In 2011 I wrote a DR document for a large college I was working for, the document was 20 pages long and here I’m going to summarise the essentials.

Hopefully this will help provide a framework document for anyone looking to implement something similar, or at least help you think about what needs to be covered.

INTRODUCTION AND DEFINITIONS

The documetn should start by stating that whilst a major incident or disaster is always extremely unlikely to occur – and difficult to prevent – an organisation needs to put in place procedures to cover any eventuality which might arise.  By having a carefully prepared and flexible Disaster Recovery Plan, the damage and disruption can be minimised and the IT services returned to a normal as quickly as possible. 

The document should describe the manner in which the organisation would respond to a variety of disasters, and provide simple to read, accurate and up to date information.

It should be clearyly stated that an ‘Incident Manager’ will be called upon to form a ‘Recovery Team’ who will be responsible for carrying out the technical work required to establish operational systems. 

Definition of a Disaster 

For the purposes of the document a disaster is seen as the loss of IT service provision for a large part of the organisation which adversely affects operational running. 

Additional Information 

The document should be reviewed and distributed to all staff who may be expected to play a part in recovery. The document should be stored at various safe locations electronically and in printed form. Anything incorrect should be remedied immediately and the appropriate changes made. If a procedure or issue is identified that will save time and may often be suspected as occurring it must be included in the documentation. 

All amendments to the document should be logged in an appendum. 

The document provides an overview of the processes involved, but more detailed information for each system/server etc should be provided in sperate DR Manuals. These documents would contain enough technical information for anyone with a high enough level of technical skill (though not necesarily any experience) to work on restoration.

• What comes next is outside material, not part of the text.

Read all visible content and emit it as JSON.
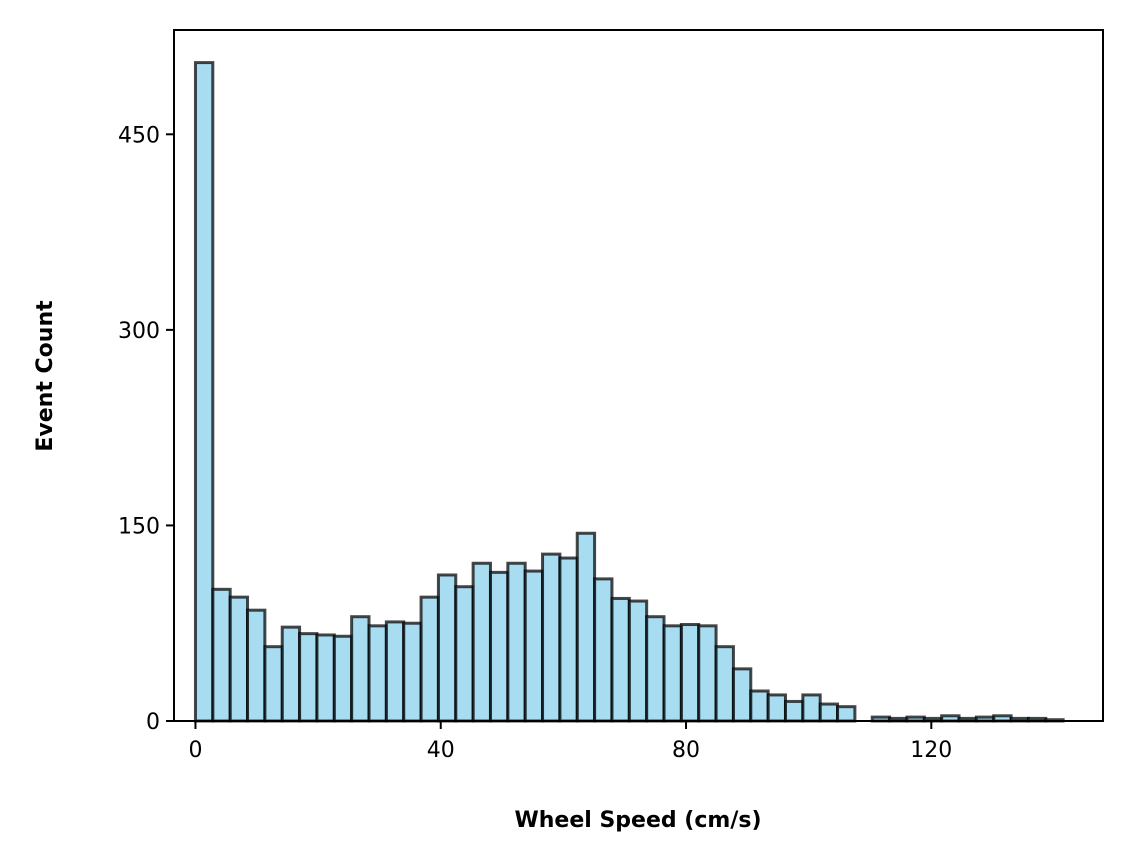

Estimated time to restore critical services would depend upon requirements and scope., but you should try to provide estimates based on identified scenarios.

STAFFING

An ‘Incident Manager’ will be appointed and be expected to: 

  1. Ascertain the extent of damage to computer hardware, software, wiring etc 
  1. Identify requirements and prioritisation for essential services 
  1. Establish a ‘recovery team’ and act as a central communications point 
  1. Prioritize order in which services are to be restored 
  1. Act as a central communications point for recovery team 
  1. Liase with 3rd parties as required 

Recovery Team 

A large pool of staff should be identified as having sufficient skills to be called upon to form part of the ‘recovery team’, this team of technical experts, managers etc. will be instrumental in ensuring services are restored and effective communications are in place.

Here you should list the names, job titles, mobile phone numbers, email addresses of each member of staff.

DISASTER RECOVERY KIT

Disaster Recovery Kits to be used by staff in the event of a DR include the USB storage devices, applications, OS and other essential tools which may be required. 

The kits should be stored in safe locations, along with the required technical DR Manuals. 

SERVICE DEPENDENCY

In order to recover a service, it may be necessary to recovery many components. It is vital to understand dependencies, such as Exchange upon Active Directory, and AD upon DNS; in order to fully restore a pre-defined service.

Here you should list each service along with the dependencies, for example you might have an on premise email server which is dependent upon a working DNS server.

BACKUP PROCESS OVERVIEW

Here you should provide information on how your systems are backed up, what the schedules are, where the data is stored etc.

NETWORK

Everything depends upon a working network, so the network and its dependencies should be listed along with appropriate network diagrams. Here you should also list any telecoms requirements and diagrams.

CHANGE LOG

Ensure all changes to the document are captured and recorded here.